Monday 2 May 2011

April 27th 2011

A good nights sleep last night.  The first heavy rain of my trip was crashing down about 7.30 the noise made worse due to the tin roofs but typically it only lasted for 15 minutes or so. After my wash Femi sorted toast for breakfast and we went to meet my friend on the moped the money man.
We headed to Olowoora to see Gyles at the medical centre. Gyles is a medical student who contacted us at Wish for Africa wanting to spend time with us for his elective. It was the Ante natal clinic so a great opportunity to share the baby clothes that had kindly been donated to me and they were very well received along with some toys for the older ones. On my arrival all the women greeted me with a song and some dancing and of course I joined in. Gyles looked well and we handed him some money from WFA funds towards his costs as he was finding it difficult to sustain himself and was thinking of going to stay with someone, which we didn’t feel safe about due to not knowing them.

We then headed to Femi’s cousin who very sadly lost his wife last week. She had given birth to a beautiful baby boy and with a previous history of pre-eclampsia, this time it went to eclampsia a day or so after the birth.
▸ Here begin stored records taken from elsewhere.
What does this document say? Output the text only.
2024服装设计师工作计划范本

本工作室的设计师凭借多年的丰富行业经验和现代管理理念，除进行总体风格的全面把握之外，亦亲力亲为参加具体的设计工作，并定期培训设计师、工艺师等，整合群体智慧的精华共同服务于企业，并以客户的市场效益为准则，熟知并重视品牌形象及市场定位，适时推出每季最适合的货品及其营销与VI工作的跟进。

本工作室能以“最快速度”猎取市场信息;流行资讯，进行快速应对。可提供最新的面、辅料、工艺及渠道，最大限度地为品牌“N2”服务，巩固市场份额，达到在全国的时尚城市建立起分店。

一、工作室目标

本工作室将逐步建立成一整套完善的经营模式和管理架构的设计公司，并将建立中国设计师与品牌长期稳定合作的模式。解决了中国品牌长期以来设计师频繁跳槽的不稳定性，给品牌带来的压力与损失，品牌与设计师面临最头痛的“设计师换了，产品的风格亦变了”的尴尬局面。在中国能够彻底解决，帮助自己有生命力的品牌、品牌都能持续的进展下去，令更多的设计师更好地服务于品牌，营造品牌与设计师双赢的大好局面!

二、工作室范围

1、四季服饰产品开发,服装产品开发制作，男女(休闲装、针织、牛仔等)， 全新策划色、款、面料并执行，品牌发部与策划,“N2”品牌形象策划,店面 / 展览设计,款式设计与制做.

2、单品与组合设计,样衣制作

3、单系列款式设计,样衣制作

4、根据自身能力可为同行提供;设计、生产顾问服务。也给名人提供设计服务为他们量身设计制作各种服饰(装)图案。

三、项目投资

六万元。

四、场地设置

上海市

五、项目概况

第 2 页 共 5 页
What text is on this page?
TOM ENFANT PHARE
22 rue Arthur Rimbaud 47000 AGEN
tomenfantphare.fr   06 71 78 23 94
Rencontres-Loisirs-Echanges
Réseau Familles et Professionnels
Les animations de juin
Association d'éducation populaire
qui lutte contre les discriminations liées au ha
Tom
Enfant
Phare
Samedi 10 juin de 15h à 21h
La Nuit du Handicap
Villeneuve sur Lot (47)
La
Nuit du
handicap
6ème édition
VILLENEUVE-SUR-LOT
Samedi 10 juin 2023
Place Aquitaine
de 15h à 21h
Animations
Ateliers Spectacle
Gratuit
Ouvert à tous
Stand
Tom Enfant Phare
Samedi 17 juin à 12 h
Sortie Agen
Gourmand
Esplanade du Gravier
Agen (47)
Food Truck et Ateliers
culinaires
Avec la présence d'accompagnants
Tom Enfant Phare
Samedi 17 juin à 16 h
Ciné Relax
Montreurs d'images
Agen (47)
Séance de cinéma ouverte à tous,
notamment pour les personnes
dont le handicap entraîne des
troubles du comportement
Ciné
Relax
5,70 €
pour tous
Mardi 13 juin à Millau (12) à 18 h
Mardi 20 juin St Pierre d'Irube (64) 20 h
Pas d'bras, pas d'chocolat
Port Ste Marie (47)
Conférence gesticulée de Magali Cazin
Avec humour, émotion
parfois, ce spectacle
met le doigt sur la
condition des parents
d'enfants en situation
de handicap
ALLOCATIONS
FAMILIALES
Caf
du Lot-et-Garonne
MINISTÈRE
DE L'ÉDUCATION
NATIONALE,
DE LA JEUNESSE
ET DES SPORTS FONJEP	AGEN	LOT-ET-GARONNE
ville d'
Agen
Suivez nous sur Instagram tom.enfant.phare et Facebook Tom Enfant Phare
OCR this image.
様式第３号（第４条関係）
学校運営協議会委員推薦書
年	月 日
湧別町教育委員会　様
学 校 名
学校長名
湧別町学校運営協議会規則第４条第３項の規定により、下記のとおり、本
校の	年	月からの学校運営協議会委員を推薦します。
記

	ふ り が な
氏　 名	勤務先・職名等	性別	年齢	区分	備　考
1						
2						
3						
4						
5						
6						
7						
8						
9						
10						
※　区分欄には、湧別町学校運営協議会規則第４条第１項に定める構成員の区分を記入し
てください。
It sounds like the blood pressure may not have been well controlled and the hospital had decided not to do an autopsy, typically here the situation was probably covered up, no audit, no lessons learnt, no change of practise, no reviewed policies. Just a family with young children and a baby all with no mother, and this wasn’t even a poor family they could afford a good hospital, but so often it seems that the practises here are not as up-to-date, not evidence based and many people suffer not even realising it should and could be better.
The family although grieving were very welcoming, I was offered akara and made friends with the youngest daughter, who was only about 2 she shared her biscuits with me or should I say the crumbs which she amused herself by crumbling the biscuit on me, with fits of laughter. The grandmother decided I should be given a Nigerian name and suggested Adejoke (which apparently means some thing like gather around or together). It humbled me to think that these strangers in the midst of their grief can still be so warm and welcoming.

We visited a IVF clinic in Ikoyi  run by Dr Bolaji who trained in both Nigeria and Norway. He then decided to set up business here to provide a service to the increasing population of couples that are unable to conceive naturally. We were given an impromptu  guided tour of the unit by his wife and found it to be well run, clean and professional. There were several people being or waiting to be seen and they had a photo gallery of all the successful births. I also commented on and was impressed by a counselling service that they supply which is not a common thing in Nigeria. Stress, depression, mental health is not readily accepted here often thought of as a weakness or a blame thing, it was good to see that this clinic was taking the stress that often comes with the issues around IVF seriously and acknowledging and dealing with them.

As we drove I was trying to work out if things had really begun to improve here or was it that I was now used to the sights and they no longer surprise me. This in part is true I believe that familiarity does breed contempt but saying that the road sides generally were clean, the main road we travelled along had no major holes, it had a new layer of tarmac. The yellow buses had gone giving way to red and blue ones which had taken there place in a new government scheme allowing private enterprise to run the routes. They certainly looked an improvement on the previous buses. Nigeria has such a huge way to go in so many areas but things are beginning to change and that has to be a positive encouragement for its future.